Lost Cities is a clever and enjoyable two-person card game by legendary board game designer Reiner Knizia. (One of the classic “my wife/girlfriend actually enjoys playing this with me” games.)

In April last year, a videogame version appeared on Xbox Live Arcade, enabling you to play against computer opponents – or humans on the other side of the planet. It was a decent version, an excellent online game, and an Arcade title I play to this day.
…Lost Cities was actually good, earning a nomination at the 2008 Xbox LIVE Arcade Awards and critical raves from IGN Xbox and GameSpot.
And then, in February this year, it suddenly disappeared. It’s never been explained why – there seem to be some inexplicable “copyright issues” relating to the Activision buyout of Sierra, the game’s original publisher. Ah, copyright, how you so often act to destroy created works.

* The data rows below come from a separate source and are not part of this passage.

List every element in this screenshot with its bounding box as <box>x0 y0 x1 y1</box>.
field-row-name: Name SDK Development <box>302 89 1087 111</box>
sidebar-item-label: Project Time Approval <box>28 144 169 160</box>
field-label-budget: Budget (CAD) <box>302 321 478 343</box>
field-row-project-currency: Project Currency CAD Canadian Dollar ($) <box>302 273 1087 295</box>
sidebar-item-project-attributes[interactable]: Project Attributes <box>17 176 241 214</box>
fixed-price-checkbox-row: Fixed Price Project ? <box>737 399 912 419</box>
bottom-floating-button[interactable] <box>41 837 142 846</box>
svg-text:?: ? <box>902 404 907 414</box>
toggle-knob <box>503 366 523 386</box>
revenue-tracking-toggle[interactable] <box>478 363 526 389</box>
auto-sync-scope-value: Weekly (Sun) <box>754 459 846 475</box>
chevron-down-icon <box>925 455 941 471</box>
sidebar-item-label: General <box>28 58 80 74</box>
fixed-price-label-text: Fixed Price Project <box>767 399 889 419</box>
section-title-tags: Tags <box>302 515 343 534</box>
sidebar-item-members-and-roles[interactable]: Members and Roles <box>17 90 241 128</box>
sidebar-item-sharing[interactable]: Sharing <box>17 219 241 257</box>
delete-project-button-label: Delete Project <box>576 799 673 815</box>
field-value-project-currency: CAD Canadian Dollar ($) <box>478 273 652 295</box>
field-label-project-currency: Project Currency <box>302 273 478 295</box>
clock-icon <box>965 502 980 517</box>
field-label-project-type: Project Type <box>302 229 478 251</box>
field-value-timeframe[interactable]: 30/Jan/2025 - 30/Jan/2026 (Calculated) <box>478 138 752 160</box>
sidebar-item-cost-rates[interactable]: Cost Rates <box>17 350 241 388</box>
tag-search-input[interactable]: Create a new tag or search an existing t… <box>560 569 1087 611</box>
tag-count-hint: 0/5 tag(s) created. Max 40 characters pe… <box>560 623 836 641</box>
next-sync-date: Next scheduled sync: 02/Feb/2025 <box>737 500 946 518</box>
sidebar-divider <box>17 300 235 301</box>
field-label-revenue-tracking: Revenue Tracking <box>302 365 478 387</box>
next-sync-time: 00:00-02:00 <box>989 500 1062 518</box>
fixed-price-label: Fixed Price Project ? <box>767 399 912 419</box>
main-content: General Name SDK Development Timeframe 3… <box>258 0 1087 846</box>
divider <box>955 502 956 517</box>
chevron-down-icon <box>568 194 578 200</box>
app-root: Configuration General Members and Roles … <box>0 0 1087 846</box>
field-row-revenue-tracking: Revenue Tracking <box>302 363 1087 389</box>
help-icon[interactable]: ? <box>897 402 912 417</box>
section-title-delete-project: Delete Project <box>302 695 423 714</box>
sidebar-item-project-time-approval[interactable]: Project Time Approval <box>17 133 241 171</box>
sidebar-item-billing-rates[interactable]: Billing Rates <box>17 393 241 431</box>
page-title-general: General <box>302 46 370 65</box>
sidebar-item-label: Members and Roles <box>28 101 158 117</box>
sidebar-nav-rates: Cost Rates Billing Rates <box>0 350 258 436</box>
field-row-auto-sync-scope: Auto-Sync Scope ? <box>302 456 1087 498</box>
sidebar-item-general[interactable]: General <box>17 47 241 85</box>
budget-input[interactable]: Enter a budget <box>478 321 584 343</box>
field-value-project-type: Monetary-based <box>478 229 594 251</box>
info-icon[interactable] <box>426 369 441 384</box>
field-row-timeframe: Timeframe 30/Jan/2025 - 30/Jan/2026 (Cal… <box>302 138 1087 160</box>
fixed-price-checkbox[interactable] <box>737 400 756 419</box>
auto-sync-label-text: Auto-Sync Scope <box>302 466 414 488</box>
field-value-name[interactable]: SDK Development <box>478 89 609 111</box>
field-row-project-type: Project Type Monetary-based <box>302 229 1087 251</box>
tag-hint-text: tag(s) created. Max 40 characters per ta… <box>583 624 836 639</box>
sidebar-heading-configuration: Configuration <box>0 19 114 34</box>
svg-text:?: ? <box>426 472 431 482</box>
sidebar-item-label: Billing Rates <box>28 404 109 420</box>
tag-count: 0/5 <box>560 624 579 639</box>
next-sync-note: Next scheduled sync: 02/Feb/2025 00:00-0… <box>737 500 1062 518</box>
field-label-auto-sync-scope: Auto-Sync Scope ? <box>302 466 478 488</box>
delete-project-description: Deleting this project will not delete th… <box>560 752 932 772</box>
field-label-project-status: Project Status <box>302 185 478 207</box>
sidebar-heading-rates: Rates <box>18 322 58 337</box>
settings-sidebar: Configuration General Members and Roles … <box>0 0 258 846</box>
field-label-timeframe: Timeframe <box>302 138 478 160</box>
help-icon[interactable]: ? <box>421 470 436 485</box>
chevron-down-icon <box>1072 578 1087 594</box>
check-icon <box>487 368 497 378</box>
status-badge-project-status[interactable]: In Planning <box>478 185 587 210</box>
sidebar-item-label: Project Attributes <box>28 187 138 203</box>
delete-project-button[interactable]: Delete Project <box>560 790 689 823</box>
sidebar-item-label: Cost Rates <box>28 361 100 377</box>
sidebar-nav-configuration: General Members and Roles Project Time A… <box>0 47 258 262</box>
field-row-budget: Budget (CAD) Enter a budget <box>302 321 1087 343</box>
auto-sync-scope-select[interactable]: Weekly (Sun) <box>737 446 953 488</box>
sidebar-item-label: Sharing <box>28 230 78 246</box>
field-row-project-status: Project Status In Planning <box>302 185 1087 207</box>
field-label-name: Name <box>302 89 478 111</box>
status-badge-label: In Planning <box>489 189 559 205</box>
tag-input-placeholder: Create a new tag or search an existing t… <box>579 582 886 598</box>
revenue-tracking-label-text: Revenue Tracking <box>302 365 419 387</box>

Because it was only playable on the 360, and because it’s only available as a download from Live, and because of the myriad anti-piracy garbage infecting anything Microsoft touches, there is now absolutely no way for anyone to obtain or play this game. Microsoft officially has the power to remove a cultural work from existence, simply with a stroke of its delisting pen.
Now, because it was reasonably popular before it was delisted, there are still many copies out there on people’s Xbox hard drives and, so long as copyright laws don’t get any harsher, somebody will eventually manage to salvage it to play on a modified console or future PC. It will be preserved via torrent sites and other online repositories that the copyright industry works very hard to destroy, even while it tries to save their products from their own contempt.
Which raises an interesting question: what happens to other such games that didn’t get enough of an audience for someone to risk prosecution, fines and jail to preserve? What happens if the copyright industry successfully campaigns for even more extreme penalties and powers? Won’t it get worse with more and more games coming as locked downloads instead of on physical media? We are just going to lose these works forever, aren’t we?
And why is that acceptable? If books were being burnt, or films melted down, the general public would be disquieted. That’s our cultural history that’s being lost! But because average gamers are still just in their thirties, and haven’t generally turned their minds towards the issue of preservation of their history, and are not an organised demographic to which politicians are in the slightest interested in pandering, it’s an issue that’s being ignored.